PLATE XXXI

1. Lackey           2. Lackey Caterpillar
3. Vapourer, male4. Vapourer Caterpillar
5. Vapourer, female


PLATE XXXI
THE LACKEY (1 and 2)

If you look at the twigs of apple trees during the winter-time you will sometimes find that they are surrounded by bands of tiny greyish-white eggs, most neatly arranged in rows, which look just like tiny bracelets. These are the eggs of the Lackey Moth, and when they hatch a number of pretty little caterpillars make their appearance, and at once set to work to spin a big silken web among the leaves, in which they live. They are rather hairy, and have blue-grey heads with two black spots which look just like eyes, and bodies striped with white, and blue, and red, and yellow. And sometimes they are so plentiful that they strip whole branches, and even whole trees, of their leaves. When they are fully grown they spin yellow cocoons, in which a quantity of dust that looks just like powdered sulphur is mixed up, and change to smooth brown chrysalids, out of which the moths are hatched in July.
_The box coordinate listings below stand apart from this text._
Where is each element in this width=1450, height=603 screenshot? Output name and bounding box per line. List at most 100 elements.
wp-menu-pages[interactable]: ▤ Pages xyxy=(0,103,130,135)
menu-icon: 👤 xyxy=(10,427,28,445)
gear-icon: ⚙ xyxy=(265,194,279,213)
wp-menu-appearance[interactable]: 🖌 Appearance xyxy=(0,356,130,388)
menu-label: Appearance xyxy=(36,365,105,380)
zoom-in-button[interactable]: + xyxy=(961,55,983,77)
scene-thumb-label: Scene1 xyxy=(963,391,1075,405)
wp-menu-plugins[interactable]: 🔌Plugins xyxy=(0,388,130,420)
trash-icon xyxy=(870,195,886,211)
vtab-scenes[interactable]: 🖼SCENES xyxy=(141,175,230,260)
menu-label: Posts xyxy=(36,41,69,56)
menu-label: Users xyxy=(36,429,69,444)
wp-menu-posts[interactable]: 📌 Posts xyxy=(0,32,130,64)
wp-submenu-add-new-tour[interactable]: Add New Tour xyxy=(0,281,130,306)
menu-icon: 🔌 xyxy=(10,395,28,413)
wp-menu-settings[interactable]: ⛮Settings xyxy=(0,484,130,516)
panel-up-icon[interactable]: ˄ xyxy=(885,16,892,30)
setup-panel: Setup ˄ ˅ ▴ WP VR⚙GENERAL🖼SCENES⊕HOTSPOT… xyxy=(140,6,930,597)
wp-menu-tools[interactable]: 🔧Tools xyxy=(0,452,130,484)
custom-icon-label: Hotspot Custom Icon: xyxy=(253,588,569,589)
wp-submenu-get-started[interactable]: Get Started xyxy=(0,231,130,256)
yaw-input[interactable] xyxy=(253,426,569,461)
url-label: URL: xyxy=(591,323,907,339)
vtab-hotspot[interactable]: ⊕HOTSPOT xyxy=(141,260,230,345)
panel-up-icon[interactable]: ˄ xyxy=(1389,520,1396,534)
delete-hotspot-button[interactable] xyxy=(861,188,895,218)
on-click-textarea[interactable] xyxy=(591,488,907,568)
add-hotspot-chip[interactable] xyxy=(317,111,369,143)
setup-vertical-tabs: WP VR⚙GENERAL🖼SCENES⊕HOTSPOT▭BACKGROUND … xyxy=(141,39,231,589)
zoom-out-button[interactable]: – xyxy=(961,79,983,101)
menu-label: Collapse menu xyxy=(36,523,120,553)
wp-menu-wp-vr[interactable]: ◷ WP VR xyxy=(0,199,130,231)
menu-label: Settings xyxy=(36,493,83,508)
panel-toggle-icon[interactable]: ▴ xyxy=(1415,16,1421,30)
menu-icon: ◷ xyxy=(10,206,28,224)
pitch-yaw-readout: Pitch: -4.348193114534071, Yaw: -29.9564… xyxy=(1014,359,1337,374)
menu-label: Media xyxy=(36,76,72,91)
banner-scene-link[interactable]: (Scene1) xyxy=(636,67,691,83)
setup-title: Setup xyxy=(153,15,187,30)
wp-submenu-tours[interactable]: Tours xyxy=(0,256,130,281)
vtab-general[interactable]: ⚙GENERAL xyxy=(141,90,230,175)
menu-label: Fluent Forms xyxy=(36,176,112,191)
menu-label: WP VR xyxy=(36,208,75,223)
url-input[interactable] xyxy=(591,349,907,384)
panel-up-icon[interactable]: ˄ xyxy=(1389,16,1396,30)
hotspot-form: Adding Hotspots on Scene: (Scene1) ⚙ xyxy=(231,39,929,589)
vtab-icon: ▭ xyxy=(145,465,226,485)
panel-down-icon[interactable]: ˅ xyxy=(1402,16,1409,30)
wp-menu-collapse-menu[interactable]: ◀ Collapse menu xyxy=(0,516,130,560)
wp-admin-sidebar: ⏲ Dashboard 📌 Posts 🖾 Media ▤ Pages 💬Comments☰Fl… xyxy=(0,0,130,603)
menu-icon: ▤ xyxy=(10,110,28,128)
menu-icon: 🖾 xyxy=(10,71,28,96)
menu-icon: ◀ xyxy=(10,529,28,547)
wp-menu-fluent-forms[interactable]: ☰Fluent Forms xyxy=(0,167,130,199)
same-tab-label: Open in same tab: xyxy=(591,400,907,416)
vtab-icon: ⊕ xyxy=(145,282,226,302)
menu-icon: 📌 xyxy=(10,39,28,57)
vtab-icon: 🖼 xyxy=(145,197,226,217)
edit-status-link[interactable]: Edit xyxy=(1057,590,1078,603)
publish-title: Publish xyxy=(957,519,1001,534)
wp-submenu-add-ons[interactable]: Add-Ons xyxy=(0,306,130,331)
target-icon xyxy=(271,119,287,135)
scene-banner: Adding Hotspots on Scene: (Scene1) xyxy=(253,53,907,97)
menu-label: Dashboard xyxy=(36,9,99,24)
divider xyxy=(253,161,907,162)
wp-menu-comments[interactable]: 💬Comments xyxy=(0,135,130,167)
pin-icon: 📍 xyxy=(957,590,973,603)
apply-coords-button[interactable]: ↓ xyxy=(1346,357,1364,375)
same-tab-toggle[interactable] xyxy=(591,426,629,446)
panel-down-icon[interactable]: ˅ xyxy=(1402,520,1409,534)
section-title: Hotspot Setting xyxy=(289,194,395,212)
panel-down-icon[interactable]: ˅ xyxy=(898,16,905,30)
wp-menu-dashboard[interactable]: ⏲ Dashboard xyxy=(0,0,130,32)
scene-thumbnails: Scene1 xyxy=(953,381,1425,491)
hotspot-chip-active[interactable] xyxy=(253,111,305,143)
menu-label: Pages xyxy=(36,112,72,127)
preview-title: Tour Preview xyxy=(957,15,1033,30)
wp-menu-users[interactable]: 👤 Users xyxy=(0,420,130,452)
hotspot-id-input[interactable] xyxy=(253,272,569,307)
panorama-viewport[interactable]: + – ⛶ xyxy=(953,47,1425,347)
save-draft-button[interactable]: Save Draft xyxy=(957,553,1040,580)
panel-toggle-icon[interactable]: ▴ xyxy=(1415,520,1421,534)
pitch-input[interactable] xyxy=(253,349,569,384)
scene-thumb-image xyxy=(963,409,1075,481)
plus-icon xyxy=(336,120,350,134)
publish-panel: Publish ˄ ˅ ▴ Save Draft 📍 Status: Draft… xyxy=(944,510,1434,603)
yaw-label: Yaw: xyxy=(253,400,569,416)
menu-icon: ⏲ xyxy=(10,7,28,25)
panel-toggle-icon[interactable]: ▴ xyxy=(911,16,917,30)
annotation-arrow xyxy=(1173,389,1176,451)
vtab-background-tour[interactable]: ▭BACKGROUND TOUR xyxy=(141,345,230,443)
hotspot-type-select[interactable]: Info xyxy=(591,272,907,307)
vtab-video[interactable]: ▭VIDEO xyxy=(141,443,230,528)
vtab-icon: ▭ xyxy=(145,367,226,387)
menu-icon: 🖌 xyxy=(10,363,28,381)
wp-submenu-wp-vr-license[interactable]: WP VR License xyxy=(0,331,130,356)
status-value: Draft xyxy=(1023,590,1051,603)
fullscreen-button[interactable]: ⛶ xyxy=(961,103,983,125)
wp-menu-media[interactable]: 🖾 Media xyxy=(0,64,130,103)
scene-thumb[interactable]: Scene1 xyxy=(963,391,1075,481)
Lackey moths vary a good deal in colour, for some are light yellow, and some are dark yellow, and some are pale brown, and some are reddish-brown. Indeed, you may often catch six or eight of these moths, one after the other, and find that no two of them are quite alike.

PLATE XXXI
THE VAPOURER (3, 4, and 5)

On any warm, sunny day from the beginning of August till the middle of October you may see a little brown moth darting swiftly about, with a curious zigzag flight. First it flies for a few feet in one direction, then for a few feet in another direction, and then for a few feet in a third direction, and always at some little height from the ground. This is a male Vapourer Moth, and a very pretty little fellow he is, with bright chestnut-brown wings, and a crescent-shaped white mark in the middle of the front ones. But his mate is not in the least like him. In fact, if you were to see her, you would find it very hard to believe that she was a moth at all; for she has no wings, and looks just like a very fat grey grub. She is so fat, indeed, that she cannot even walk, and has to spend her whole life clinging to the cocoon in which she lived as a chrysalis. And when she has covered this cocoon all over with her little round white eggs she falls to the ground and dies.

The caterpillar of the Vapourer moth is very common. You may find it feeding upon the leaves of all sorts of trees and plants in the garden; and you can tell it at once by the row of little tufts of hair, just like tiny shaving-brushes, upon its back.